10 years on, where next for open source and open standards in UK Government?

10 years on, will the UK government’s latest policy pronouncement on open source and open standards prove any more successful than earlier attempts?

The Cabinet Office publication of a procurement policy note on open standards for government IT requirements is the latest in a long line of policy requirements concerning both open standards and open source.

In 2001, the Cabinet Office commissioned a study on open source and open standards, “Analysis of the Impact of OpenSource Software”.  With hindsight, the report seems optimistic:

“Within five years, 50% of the volume of the software infrastructure market could be taken by OSS”.

Elsewhere, it was more cautious:

“[we] recommend against any preference for OSS on the desktop, but also recommend that this issue be reassessed by the end of 2002, by which time early trials of the use of OSS desktops may have generated sufficient evidence to warrant a reassessment”

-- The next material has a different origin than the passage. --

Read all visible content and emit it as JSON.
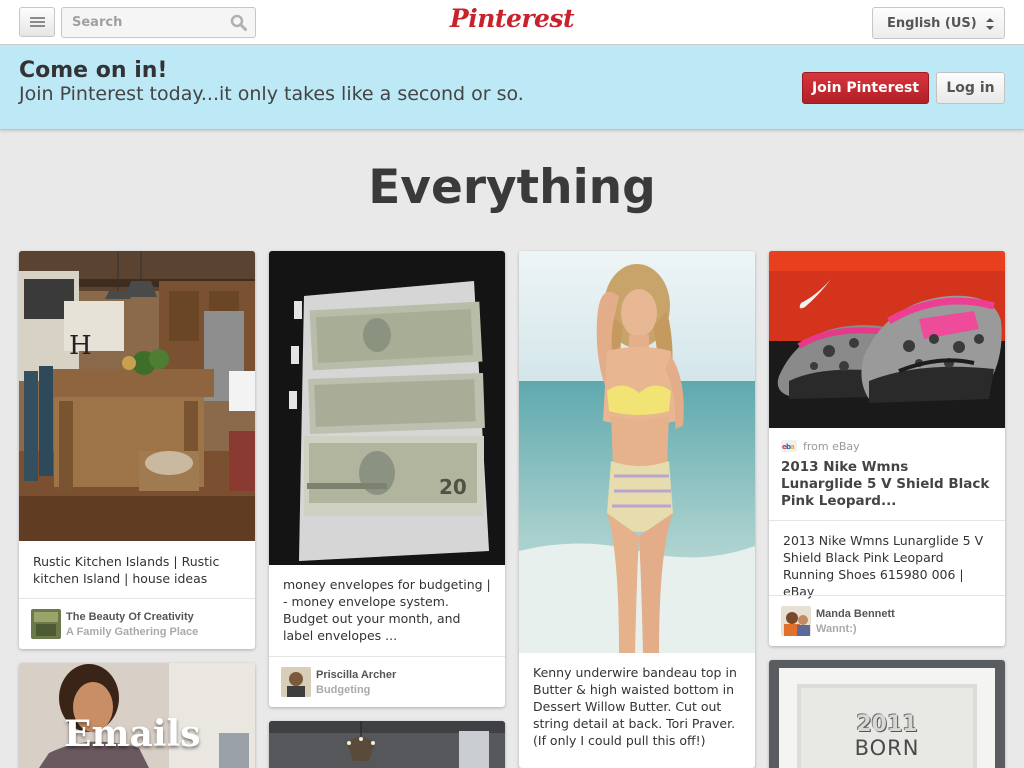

The report also recognised the dangers of lock-in and over-dependence on proprietary standards from dominant suppliers:

“This report argues that many of the Government’s risks that arise from over-dependence on proprietary free protocols and data formats for interoperability can be controlled by the selective use of open data standards.”

Also:

“This report concludes that OSS has shown that access to software’s source code is a major enabler of flexibility, and hence reduces legacy problems considerably. The report recommends that the Government obtain full rights to bespoke software that it procures – this includes any customisation of off-the-shelf software packages.”

In 2002, the government published its first open source policy. Its key policy commitments were:

  • UK Government will consider OSS solutions alongside proprietary ones in IT procurements. Contracts will be awarded on a value for money basis.
  • UK Government will only use products for interoperability that support open standards and specifications in all future IT developments.
  • UK Government will seek to avoid lock-in to proprietary IT products and services.
  • UK Government will consider obtaining full rights to bespoke software code or customisations of COTS (Commercial Off The Shelf) software it procures wherever this achieves best value for money.
  • UK Government will explore further the possibilities of using OSS as the default exploitation route for Government funded R&D software.

The Cabinet Office also established its e-Government Interoperability Framework (eGIF) to help work with suppliers, academia and industry to agree the open standards that should be used in all government procurements. That regime developed as far as including an accreditation regime to ensure open standards expertise and competence both in the IT industry and amongst individual practitioners.

In 2004, “OPEN SOURCE SOFTWARE Use within UK Government” was published. It reiterated government policy as follows:

  • UK Government will consider OSS solutions alongside proprietary ones in IT procurements. Contracts will be awarded on a value for money basis.
  • UK Government will only use products for interoperability that support open standards and specifications in all future IT developments.
  • UK Government will seek to avoid lock-in to proprietary IT products and services.
  • UK Government will consider obtaining full rights to bespoke software code or customisations of COTS (Commercial Off The Shelf) software it procures wherever this achieves best value for money.
  • Publicly funded R&D projects which aim to produce software outputs shall specify a proposed software exploitation route at the start of the project. At the completion of the project, the software shall be exploited either commercially or within an academic community or as OSS.